NHS Long Term Plan to save up to 500000 lives

This comes after NHS England announced recently that national funding for children's hospices is to rise by as much as £25m a year. Theresa May stated that this is meant to reshape "the NHS around the changing needs of patients".Theresa May stated that this is meant to reshape "the NHS around the changing needs of patients".

"We will invest in expanding NHS specialist clinics to help more people with serious gambling problems", the plan states.

Our Long Term Plan will ensure the NHS continues to be there, free at the point of use, based on clinical need, not ability to pay, better resourced with more staff. Hospitals take up the rest.

"It sets a practical, costed, phased route map for the NHS's priorities for care quality and outcomes improvement for the decade ahead".

It is planning to offer advice on quitting to every smoker admitted to hospital, including those receiving long-term mental health support and learning disability services.

With only a tiny proportion of its funding coming from government sources, the support of the whole local community and especially CCGs is vital to raise the money needed to build the services local families require. Nearly 30 per cent of preventable deaths in England are due to non-communicable diseases specifically attributed to air pollution, the plan pointed out, and more than 2,000 GP practices and 200 hospitals are in areas affected by dangerously polluted air. This was launched by NHS to identify heart problems at an early stage and help in prevention of mental problems and urge people to stop smoking.

"Fundamental to the expansion of cutting-edge treatments and digital consultations is to first get the basics right, such as the workforce".

Recruiting more staff from overseas in order to minimise the damaging impact of chronic NHS understaffing, which it says is "unsustainable". And the Long Term Plan commits to major reforms to improve working conditions for NHS staff, because morale matters.
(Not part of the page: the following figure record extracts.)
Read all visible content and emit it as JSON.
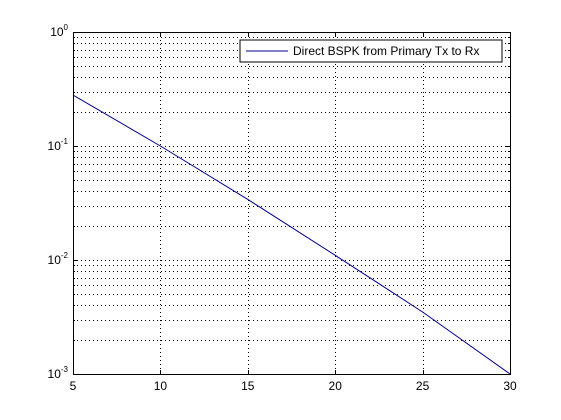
{
  "chart_data": {
    "type": "line",
    "title": "",
    "xlabel": "",
    "ylabel": "",
    "xlim": [
      5,
      30
    ],
    "ylim": [
      0.001,
      1
    ],
    "yscale": "log",
    "grid": "on (dotted, major and minor)",
    "legend_placement": "top-right",
    "x_ticks": [
      "5",
      "10",
      "15",
      "20",
      "25",
      "30"
    ],
    "y_ticks": [
      {
        "base": "10",
        "exp": "-3"
      },
      {
        "base": "10",
        "exp": "-2"
      },
      {
        "base": "10",
        "exp": "-1"
      },
      {
        "base": "10",
        "exp": "0"
      }
    ],
    "series": [
      {
        "name": "Direct BSPK from Primary Tx to Rx",
        "color": "#00008b",
        "x": [
          5,
          10,
          15,
          20,
          25,
          30
        ],
        "y": [
          0.28,
          0.1,
          0.034,
          0.011,
          0.0035,
          0.001
        ]
      }
    ]
  }
}
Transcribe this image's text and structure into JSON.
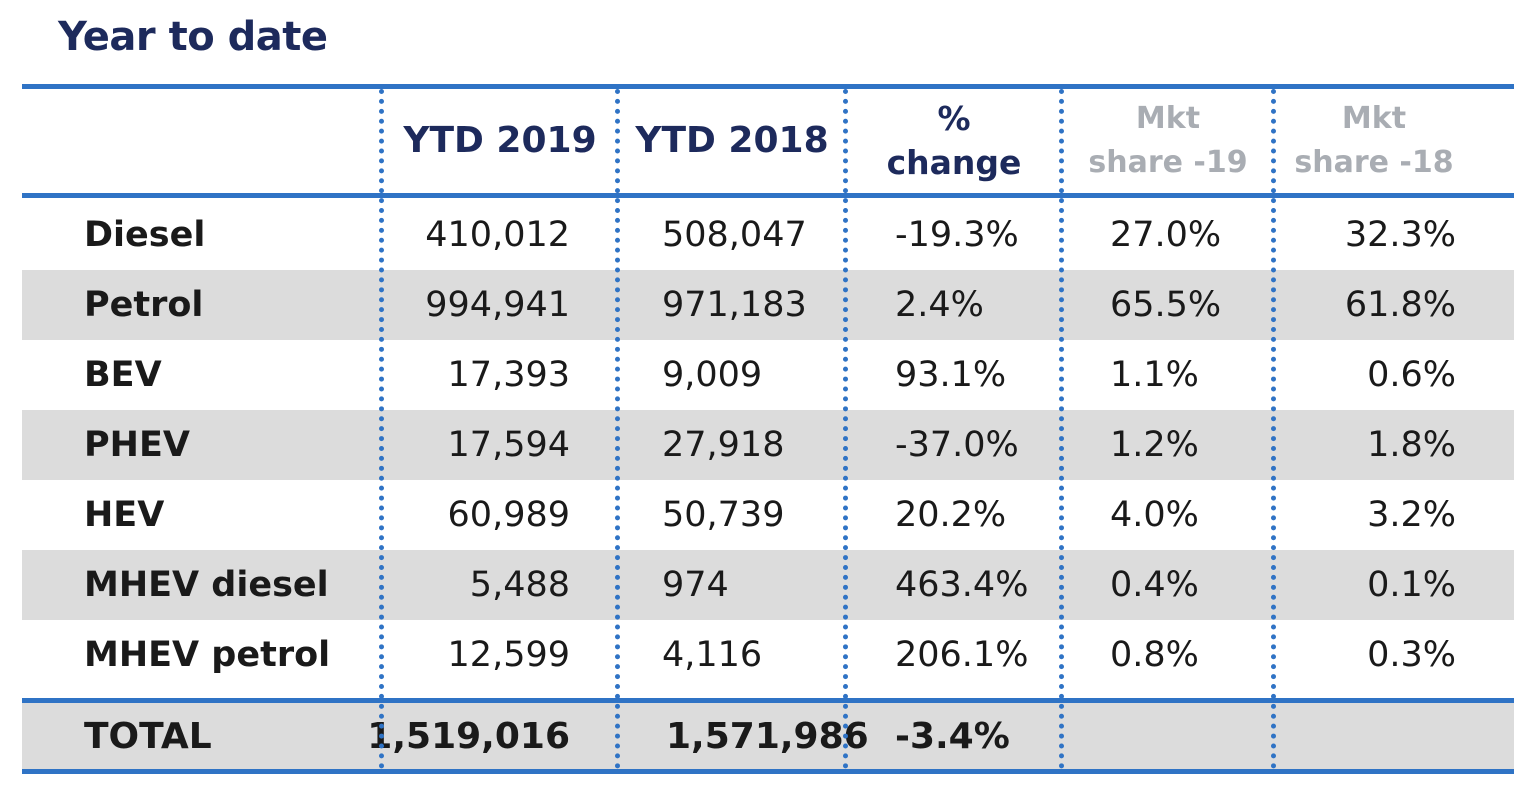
{
  "title": "Year to date",
  "header": {
    "ytd2019": "YTD 2019",
    "ytd2018": "YTD 2018",
    "pct_line1": "%",
    "pct_line2": "change",
    "mkt19_line1": "Mkt",
    "mkt19_line2": "share -19",
    "mkt18_line1": "Mkt",
    "mkt18_line2": "share -18"
  },
  "rows": [
    {
      "label": "Diesel",
      "ytd2019": "410,012",
      "ytd2018": "508,047",
      "pct": "-19.3%",
      "mkt19": "27.0%",
      "mkt18": "32.3%"
    },
    {
      "label": "Petrol",
      "ytd2019": "994,941",
      "ytd2018": "971,183",
      "pct": "2.4%",
      "mkt19": "65.5%",
      "mkt18": "61.8%"
    },
    {
      "label": "BEV",
      "ytd2019": "17,393",
      "ytd2018": "9,009",
      "pct": "93.1%",
      "mkt19": "1.1%",
      "mkt18": "0.6%"
    },
    {
      "label": "PHEV",
      "ytd2019": "17,594",
      "ytd2018": "27,918",
      "pct": "-37.0%",
      "mkt19": "1.2%",
      "mkt18": "1.8%"
    },
    {
      "label": "HEV",
      "ytd2019": "60,989",
      "ytd2018": "50,739",
      "pct": "20.2%",
      "mkt19": "4.0%",
      "mkt18": "3.2%"
    },
    {
      "label": "MHEV diesel",
      "ytd2019": "5,488",
      "ytd2018": "974",
      "pct": "463.4%",
      "mkt19": "0.4%",
      "mkt18": "0.1%"
    },
    {
      "label": "MHEV petrol",
      "ytd2019": "12,599",
      "ytd2018": "4,116",
      "pct": "206.1%",
      "mkt19": "0.8%",
      "mkt18": "0.3%"
    }
  ],
  "total": {
    "label": "TOTAL",
    "ytd2019": "1,519,016",
    "ytd2018": "1,571,986",
    "pct": "-3.4%"
  },
  "colors": {
    "rule": "#2f73c5",
    "title": "#1d2a5c",
    "header_muted": "#a9adb3",
    "row_shade": "#dcdcdc"
  }
}
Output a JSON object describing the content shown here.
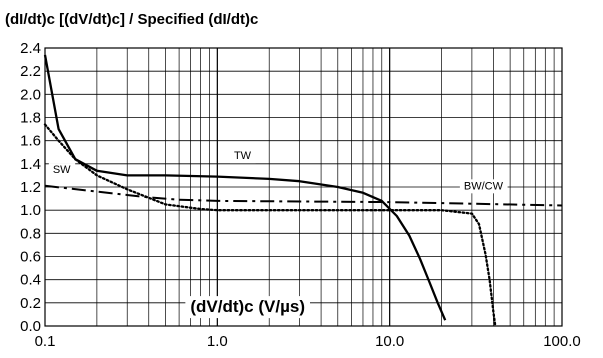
{
  "chart_data": {
    "type": "line",
    "title": "(dI/dt)c [(dV/dt)c] / Specified (dI/dt)c",
    "xlabel": "(dV/dt)c (V/µs)",
    "ylabel": "",
    "x_scale": "log",
    "xlim": [
      0.1,
      100.0
    ],
    "ylim": [
      0.0,
      2.4
    ],
    "grid": true,
    "x_tick_labels": [
      "0.1",
      "1.0",
      "10.0",
      "100.0"
    ],
    "y_tick_labels": [
      "0.0",
      "0.2",
      "0.4",
      "0.6",
      "0.8",
      "1.0",
      "1.2",
      "1.4",
      "1.6",
      "1.8",
      "2.0",
      "2.2",
      "2.4"
    ],
    "series": [
      {
        "name": "TW",
        "style": "solid",
        "x": [
          0.1,
          0.12,
          0.15,
          0.2,
          0.3,
          0.5,
          1.0,
          2.0,
          3.0,
          5.0,
          7.0,
          9.0,
          11.0,
          13.0,
          15.0,
          17.0,
          19.0,
          21.0
        ],
        "y": [
          2.34,
          1.7,
          1.44,
          1.34,
          1.3,
          1.3,
          1.29,
          1.27,
          1.25,
          1.2,
          1.15,
          1.08,
          0.95,
          0.78,
          0.58,
          0.38,
          0.2,
          0.05
        ]
      },
      {
        "name": "SW",
        "style": "dotted",
        "x": [
          0.1,
          0.12,
          0.15,
          0.2,
          0.3,
          0.5,
          0.8,
          1.0,
          5.0,
          10.0,
          20.0,
          30.0,
          33.0,
          36.0,
          38.0,
          40.0,
          41.0
        ],
        "y": [
          1.74,
          1.6,
          1.44,
          1.3,
          1.18,
          1.05,
          1.01,
          1.0,
          1.0,
          1.0,
          1.0,
          0.97,
          0.88,
          0.62,
          0.4,
          0.12,
          0.0
        ]
      },
      {
        "name": "BW/CW",
        "style": "dashdot",
        "x": [
          0.1,
          0.2,
          0.4,
          0.6,
          1.0,
          10.0,
          100.0
        ],
        "y": [
          1.21,
          1.16,
          1.11,
          1.09,
          1.08,
          1.07,
          1.04
        ]
      }
    ]
  }
}
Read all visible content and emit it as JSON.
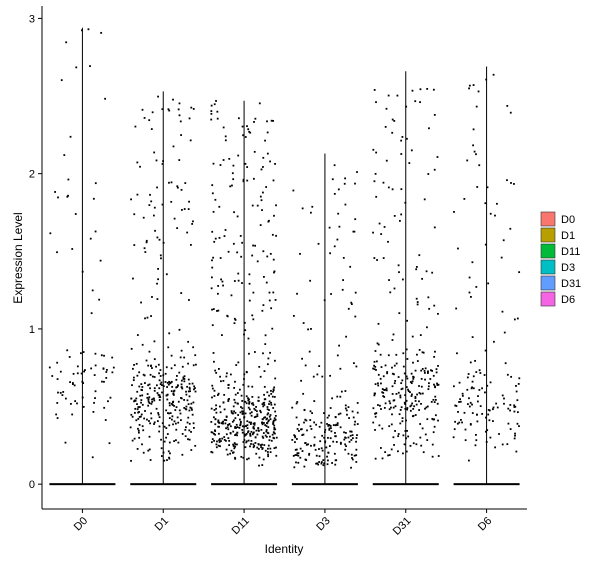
{
  "chart_data": {
    "type": "violin-jitter",
    "xlabel": "Identity",
    "ylabel": "Expression Level",
    "ylim": [
      -0.16,
      3.08
    ],
    "yticks": [
      0,
      1,
      2,
      3
    ],
    "categories": [
      "D0",
      "D1",
      "D11",
      "D3",
      "D31",
      "D6"
    ],
    "legend": {
      "position": "right",
      "entries": [
        {
          "name": "D0",
          "color": "#F8766D"
        },
        {
          "name": "D1",
          "color": "#B79F00"
        },
        {
          "name": "D11",
          "color": "#00BA38"
        },
        {
          "name": "D3",
          "color": "#00BFC4"
        },
        {
          "name": "D31",
          "color": "#619CFF"
        },
        {
          "name": "D6",
          "color": "#F564E3"
        }
      ]
    },
    "groups": [
      {
        "name": "D0",
        "max": 2.94,
        "n_nonzero": 90,
        "core_low": 0.5,
        "core_high": 0.8
      },
      {
        "name": "D1",
        "max": 2.53,
        "n_nonzero": 360,
        "core_low": 0.4,
        "core_high": 0.7
      },
      {
        "name": "D11",
        "max": 2.47,
        "n_nonzero": 520,
        "core_low": 0.25,
        "core_high": 0.55
      },
      {
        "name": "D3",
        "max": 2.13,
        "n_nonzero": 230,
        "core_low": 0.15,
        "core_high": 0.45
      },
      {
        "name": "D31",
        "max": 2.66,
        "n_nonzero": 300,
        "core_low": 0.4,
        "core_high": 0.75
      },
      {
        "name": "D6",
        "max": 2.69,
        "n_nonzero": 150,
        "core_low": 0.3,
        "core_high": 0.7
      }
    ],
    "point_color": "#000000",
    "grid": false
  }
}
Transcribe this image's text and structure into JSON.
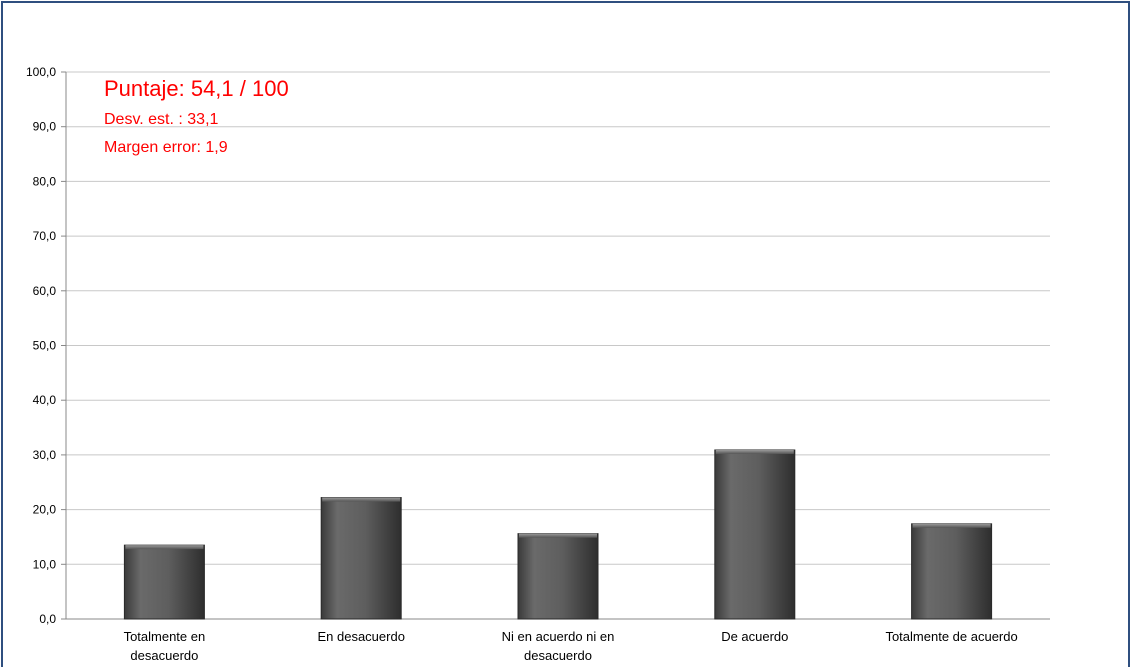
{
  "chart_data": {
    "type": "bar",
    "title": "",
    "xlabel": "",
    "ylabel": "",
    "categories": [
      [
        "Totalmente en",
        "desacuerdo"
      ],
      [
        "En desacuerdo"
      ],
      [
        "Ni en acuerdo ni en",
        "desacuerdo"
      ],
      [
        "De acuerdo"
      ],
      [
        "Totalmente de acuerdo"
      ]
    ],
    "values": [
      13.5,
      22.2,
      15.6,
      30.9,
      17.4
    ],
    "ylim": [
      0,
      100
    ],
    "yticks": [
      0,
      10,
      20,
      30,
      40,
      50,
      60,
      70,
      80,
      90,
      100
    ],
    "ytick_labels": [
      "0,0",
      "10,0",
      "20,0",
      "30,0",
      "40,0",
      "50,0",
      "60,0",
      "70,0",
      "80,0",
      "90,0",
      "100,0"
    ],
    "grid": true,
    "legend": "none",
    "bar_color": "#555555",
    "annotations": {
      "score": "Puntaje: 54,1 / 100",
      "std_dev": "Desv. est. : 33,1",
      "margin_error": "Margen error: 1,9",
      "color": "#ff0000"
    }
  }
}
Hancock said: "Too often, the IT used by Global Positioning System in the NHS - like other NHS technology - is out of date".




For example, head of NHS England Simon Stevens told BBC Radio 4's Today programme that increasing cancer diagnostic testing would require about 1,500 more staff to be recruited. Despite the 2bn increase to the existing £12bn a year now spent on mental health services in England, the Institute for Public Policy Research (IPPS) previously expressed concern that this figure is only half what is needed for the NHS to put spending more on par with that of physical health.

So, first, the biggest increase in funding - at least £4.5 billion - will go to primary and community care, because Global Positioning System are the bedrock of the NHS.

"A renewed focus on prevention is welcome but the reality of the situation is that we are seeing a significant increase in obesity and related diseases along with worsening health inequalities exacerbated by years of cuts to public health budgets".

Local Government Association spokesman Ian Hudspeth said the plan's goals could only be fully realised if councils were properly funded to deliver social care and public health services.

"Narrowing inequalities can not occur without adequate provision of social care which is not covered in the long-term plan".

There is still a long way to go but the announcements made today show that the NHS has been listening and these plans could be transformative if they are delivered effectively, with the right workforce in place.

"Ultimately, there is a need for honesty about how far the £20.5 billion over five years will stretch".

"That would leave the NHS over £1bn short, despite the extra funding".

Together, the additional funding and the long-term plan would "provide both the certainty and the long-term direction needed to transform patient care and secure the future of our NHS", the Prime Minister said.